If you want to move forward we have to break the tenacious grip the past has on everyone in the business. When we clearly distinguish the past as the past, we have access to it for learning without being controlled by it. That gives us freedom with respect to the past. We can unlearn it to create a new future.

It is time to choose your path.

The problem with everything new is that something old gets replaced. The problem with that is that we humans are very attached to our possessions and our traditions.

So how do you let go of the past? How do you give up the old things?

The answer is a simple one, but it takes time to adjust. We give up what went before when the new thing becomes more valuable to us.

We give up what is in the past, what’s behind us, when the future, what is in front of us is of more value to us. And we make that choice in the present.

Let’s consider the topic of the day… returning to the office.

The past, where everyone worked in the office.

The next past and currently the present is most people work from home unless their work requires them to be in a specific physical location.

The future… What will it be?

The old past would like everyone back in the office, a return to command and control, that can see everyone is at work.

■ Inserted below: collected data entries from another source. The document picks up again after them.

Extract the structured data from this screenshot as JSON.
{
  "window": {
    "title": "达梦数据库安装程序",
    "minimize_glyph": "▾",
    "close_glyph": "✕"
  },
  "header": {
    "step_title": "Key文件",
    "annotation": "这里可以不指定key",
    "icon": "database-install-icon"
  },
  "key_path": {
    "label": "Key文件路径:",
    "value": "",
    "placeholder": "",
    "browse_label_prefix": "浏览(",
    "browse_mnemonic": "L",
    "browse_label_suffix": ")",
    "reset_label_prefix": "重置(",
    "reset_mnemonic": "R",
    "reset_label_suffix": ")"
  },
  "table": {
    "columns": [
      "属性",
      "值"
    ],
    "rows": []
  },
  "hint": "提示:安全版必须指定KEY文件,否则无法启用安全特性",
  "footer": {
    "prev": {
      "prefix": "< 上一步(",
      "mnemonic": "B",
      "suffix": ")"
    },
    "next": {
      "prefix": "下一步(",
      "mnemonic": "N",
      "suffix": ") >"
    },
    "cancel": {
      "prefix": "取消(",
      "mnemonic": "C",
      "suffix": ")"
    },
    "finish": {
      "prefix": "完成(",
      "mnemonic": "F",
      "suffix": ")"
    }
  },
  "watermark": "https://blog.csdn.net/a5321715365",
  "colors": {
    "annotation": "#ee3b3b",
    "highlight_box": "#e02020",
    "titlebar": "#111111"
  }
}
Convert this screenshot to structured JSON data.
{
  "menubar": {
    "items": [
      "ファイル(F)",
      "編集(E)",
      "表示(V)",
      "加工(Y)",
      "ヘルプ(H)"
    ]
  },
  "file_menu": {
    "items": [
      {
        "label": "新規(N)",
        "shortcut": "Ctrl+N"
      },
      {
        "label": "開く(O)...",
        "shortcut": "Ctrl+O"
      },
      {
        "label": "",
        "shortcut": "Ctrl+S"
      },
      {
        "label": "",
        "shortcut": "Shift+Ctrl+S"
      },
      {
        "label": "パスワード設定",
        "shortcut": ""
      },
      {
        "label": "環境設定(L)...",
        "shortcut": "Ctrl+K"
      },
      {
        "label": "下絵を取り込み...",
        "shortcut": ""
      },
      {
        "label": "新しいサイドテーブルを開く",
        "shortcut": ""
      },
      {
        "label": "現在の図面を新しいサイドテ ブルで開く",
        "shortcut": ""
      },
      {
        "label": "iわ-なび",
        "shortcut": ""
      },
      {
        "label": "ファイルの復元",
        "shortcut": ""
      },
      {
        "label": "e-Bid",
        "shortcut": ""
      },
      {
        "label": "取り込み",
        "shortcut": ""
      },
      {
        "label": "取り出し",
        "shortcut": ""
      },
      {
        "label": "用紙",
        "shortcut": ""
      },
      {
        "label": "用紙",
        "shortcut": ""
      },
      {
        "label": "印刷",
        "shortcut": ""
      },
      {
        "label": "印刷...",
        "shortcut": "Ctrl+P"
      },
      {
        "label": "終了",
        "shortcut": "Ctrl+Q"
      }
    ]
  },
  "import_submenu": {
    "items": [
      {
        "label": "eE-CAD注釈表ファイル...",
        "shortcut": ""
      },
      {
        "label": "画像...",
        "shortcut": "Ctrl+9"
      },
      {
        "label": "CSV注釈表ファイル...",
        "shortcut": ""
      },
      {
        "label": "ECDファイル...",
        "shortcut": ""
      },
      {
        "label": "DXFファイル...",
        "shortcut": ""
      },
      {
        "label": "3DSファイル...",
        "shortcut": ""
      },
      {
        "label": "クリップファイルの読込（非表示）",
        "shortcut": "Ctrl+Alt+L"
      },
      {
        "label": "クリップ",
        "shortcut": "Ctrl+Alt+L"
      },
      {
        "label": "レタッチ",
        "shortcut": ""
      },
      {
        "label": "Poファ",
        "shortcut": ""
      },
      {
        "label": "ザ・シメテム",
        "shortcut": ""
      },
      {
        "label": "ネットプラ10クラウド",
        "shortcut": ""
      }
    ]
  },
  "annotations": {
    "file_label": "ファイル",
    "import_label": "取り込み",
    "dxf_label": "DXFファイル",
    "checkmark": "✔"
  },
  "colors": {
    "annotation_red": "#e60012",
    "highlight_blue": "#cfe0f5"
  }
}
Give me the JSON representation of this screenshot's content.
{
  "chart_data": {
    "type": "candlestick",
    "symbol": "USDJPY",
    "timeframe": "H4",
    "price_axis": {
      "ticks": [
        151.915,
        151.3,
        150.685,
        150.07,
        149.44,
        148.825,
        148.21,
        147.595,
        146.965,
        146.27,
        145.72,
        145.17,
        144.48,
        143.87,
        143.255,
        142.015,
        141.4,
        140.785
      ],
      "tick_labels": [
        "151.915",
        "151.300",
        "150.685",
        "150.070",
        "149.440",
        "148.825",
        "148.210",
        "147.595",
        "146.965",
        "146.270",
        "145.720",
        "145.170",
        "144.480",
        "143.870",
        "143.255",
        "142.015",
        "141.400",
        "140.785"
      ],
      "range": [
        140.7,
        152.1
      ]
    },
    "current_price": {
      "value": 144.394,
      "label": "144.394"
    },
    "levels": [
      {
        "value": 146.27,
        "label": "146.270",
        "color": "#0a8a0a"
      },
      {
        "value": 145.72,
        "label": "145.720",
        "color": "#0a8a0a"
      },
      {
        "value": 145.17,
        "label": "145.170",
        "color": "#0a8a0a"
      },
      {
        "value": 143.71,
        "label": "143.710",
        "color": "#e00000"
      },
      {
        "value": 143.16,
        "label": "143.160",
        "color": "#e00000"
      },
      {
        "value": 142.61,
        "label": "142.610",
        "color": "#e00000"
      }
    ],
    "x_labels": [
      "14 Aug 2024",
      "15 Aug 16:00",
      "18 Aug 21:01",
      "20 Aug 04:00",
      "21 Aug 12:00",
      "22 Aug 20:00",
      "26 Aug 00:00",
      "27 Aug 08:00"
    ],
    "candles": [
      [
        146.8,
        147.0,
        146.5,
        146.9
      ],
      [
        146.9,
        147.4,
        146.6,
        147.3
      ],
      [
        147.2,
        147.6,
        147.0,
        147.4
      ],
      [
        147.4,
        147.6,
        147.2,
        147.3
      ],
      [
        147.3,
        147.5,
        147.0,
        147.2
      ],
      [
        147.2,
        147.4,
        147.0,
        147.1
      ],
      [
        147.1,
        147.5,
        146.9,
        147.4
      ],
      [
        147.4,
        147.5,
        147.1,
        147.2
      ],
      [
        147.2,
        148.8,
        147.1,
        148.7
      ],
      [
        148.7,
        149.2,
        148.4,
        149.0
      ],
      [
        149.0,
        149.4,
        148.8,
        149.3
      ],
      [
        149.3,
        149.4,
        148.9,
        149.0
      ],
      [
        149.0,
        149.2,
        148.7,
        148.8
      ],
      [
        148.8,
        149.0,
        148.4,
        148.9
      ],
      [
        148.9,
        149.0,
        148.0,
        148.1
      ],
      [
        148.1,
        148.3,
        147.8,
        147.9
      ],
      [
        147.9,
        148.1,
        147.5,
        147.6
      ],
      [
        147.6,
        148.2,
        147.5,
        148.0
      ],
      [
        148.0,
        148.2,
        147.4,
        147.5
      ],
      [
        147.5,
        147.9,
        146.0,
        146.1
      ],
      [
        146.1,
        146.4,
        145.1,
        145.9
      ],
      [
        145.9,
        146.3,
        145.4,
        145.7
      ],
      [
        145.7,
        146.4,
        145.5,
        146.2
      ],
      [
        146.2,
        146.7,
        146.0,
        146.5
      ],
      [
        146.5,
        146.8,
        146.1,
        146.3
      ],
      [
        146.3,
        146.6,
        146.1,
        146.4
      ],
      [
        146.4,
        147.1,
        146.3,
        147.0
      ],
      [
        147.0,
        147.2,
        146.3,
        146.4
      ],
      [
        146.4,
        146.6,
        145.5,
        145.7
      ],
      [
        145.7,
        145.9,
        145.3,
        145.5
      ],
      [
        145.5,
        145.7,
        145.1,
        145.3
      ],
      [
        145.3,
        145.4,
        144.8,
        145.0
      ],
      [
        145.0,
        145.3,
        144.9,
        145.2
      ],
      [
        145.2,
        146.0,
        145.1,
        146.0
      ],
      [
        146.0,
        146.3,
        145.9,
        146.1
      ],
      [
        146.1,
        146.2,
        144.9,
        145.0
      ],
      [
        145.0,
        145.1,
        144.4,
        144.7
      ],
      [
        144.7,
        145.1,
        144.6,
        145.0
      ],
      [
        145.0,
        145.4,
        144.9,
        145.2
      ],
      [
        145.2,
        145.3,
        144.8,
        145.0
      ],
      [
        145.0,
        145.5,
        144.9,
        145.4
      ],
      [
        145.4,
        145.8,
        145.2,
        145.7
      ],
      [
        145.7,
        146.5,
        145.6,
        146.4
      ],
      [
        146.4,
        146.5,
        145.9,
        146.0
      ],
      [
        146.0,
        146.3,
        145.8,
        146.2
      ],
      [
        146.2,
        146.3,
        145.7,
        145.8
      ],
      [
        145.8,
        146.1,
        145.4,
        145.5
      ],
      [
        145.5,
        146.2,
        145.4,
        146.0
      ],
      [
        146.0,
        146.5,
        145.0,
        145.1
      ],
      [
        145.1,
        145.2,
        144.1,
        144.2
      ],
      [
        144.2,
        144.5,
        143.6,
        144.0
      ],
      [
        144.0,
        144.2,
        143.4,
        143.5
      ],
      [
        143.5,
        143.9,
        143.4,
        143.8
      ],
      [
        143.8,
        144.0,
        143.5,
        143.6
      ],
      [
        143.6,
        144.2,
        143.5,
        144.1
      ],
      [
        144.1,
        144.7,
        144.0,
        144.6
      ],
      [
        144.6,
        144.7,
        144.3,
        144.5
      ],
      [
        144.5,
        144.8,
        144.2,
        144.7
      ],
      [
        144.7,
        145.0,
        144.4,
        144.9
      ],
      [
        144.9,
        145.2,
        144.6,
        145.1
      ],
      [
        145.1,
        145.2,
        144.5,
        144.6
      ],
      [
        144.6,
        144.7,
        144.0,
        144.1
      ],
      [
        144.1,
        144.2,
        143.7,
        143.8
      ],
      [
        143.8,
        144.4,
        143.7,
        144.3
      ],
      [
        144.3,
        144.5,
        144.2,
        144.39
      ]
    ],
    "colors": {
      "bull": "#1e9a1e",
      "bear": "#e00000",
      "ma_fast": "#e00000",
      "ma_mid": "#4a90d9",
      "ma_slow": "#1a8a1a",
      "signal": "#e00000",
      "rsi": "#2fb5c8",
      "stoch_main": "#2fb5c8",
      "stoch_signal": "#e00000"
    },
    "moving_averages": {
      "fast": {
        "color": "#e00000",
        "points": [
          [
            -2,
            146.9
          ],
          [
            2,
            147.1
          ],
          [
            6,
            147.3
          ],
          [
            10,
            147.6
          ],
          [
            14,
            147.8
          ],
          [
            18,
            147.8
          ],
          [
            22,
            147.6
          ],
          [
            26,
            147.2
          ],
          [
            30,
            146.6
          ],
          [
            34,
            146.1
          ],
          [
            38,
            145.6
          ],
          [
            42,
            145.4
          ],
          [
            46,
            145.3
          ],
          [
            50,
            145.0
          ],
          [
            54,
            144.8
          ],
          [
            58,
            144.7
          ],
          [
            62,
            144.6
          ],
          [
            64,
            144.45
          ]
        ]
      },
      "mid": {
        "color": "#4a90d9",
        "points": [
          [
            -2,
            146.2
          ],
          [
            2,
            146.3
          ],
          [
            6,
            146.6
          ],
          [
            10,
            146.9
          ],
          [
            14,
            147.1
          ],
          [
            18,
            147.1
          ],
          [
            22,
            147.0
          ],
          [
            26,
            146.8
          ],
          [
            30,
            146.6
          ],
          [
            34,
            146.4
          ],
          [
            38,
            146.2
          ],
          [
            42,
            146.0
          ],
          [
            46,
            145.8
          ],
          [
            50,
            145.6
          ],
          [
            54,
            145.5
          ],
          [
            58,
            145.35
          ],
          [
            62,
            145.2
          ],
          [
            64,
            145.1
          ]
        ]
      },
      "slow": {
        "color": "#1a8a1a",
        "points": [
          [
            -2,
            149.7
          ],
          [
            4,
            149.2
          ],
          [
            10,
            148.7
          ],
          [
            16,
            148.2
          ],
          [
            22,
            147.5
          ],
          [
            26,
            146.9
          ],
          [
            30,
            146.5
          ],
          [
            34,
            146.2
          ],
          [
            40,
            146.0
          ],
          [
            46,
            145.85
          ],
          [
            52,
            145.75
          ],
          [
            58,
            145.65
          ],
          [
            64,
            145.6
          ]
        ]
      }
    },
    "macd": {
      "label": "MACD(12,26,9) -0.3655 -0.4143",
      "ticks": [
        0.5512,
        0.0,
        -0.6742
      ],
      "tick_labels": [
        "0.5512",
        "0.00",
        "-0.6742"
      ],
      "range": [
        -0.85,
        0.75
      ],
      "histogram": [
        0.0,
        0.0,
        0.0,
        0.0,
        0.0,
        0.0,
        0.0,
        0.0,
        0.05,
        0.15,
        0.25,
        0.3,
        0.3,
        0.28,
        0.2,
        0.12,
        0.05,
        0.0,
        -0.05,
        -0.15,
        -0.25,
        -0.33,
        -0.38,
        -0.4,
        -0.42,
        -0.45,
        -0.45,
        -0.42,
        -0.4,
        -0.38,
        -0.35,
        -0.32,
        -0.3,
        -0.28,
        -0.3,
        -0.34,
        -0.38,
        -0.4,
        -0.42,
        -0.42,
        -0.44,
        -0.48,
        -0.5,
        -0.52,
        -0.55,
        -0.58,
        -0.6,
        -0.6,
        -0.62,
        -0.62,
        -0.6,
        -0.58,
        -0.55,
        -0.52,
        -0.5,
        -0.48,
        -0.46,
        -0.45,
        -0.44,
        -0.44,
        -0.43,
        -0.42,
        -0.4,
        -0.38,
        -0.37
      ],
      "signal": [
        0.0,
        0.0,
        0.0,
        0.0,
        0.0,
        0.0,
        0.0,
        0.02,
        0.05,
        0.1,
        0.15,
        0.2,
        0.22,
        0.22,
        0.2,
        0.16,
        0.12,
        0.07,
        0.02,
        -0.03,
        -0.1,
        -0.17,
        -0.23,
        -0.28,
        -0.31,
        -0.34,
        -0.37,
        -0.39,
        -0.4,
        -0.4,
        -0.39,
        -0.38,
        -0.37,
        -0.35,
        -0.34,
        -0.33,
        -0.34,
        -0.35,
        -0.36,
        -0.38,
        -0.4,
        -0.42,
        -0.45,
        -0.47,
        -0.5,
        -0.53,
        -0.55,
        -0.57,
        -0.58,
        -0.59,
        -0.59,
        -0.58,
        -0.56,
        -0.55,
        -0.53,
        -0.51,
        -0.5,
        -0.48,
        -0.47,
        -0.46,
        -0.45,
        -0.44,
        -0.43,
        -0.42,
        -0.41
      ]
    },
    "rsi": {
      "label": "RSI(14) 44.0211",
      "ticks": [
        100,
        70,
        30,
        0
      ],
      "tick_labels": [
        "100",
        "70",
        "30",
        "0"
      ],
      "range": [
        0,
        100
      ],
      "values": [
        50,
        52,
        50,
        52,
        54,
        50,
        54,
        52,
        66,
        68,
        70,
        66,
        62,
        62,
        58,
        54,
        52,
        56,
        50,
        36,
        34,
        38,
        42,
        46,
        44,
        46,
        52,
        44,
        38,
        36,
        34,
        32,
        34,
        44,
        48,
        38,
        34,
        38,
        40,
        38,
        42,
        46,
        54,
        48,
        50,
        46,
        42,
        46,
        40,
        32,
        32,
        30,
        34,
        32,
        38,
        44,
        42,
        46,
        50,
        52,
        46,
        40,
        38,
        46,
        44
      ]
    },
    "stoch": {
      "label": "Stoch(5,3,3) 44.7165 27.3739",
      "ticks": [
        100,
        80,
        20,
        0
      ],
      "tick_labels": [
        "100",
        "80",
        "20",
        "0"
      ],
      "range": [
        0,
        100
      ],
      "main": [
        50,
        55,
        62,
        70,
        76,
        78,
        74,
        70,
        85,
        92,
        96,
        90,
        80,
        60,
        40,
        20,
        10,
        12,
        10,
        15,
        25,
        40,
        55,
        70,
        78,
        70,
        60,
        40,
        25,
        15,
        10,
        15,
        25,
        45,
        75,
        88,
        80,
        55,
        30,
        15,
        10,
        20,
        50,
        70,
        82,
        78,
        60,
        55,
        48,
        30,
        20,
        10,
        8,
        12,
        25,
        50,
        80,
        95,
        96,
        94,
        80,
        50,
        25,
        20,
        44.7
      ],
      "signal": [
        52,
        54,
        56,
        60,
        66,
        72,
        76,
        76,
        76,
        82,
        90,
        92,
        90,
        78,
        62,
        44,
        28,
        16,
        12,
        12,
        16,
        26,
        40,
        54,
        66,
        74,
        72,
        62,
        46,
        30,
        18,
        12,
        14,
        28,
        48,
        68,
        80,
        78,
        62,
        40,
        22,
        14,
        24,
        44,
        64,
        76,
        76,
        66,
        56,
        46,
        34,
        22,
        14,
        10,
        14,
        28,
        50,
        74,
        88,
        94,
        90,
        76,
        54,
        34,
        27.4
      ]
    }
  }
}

The new past has different ideas, hybrid, better home working support, distributed hubs or use of business centres and hot desking.

The present would like to maintain the freedom of home working and the flexibility it gives, better for the environment, less office overhead required.

Now apply the value test.

What would be most valuable to the organisation, the employees and the customer?

The trick is, design for the future you want to create. The trap is to create a new normal, which will only be a view of normal see through the lens of the past.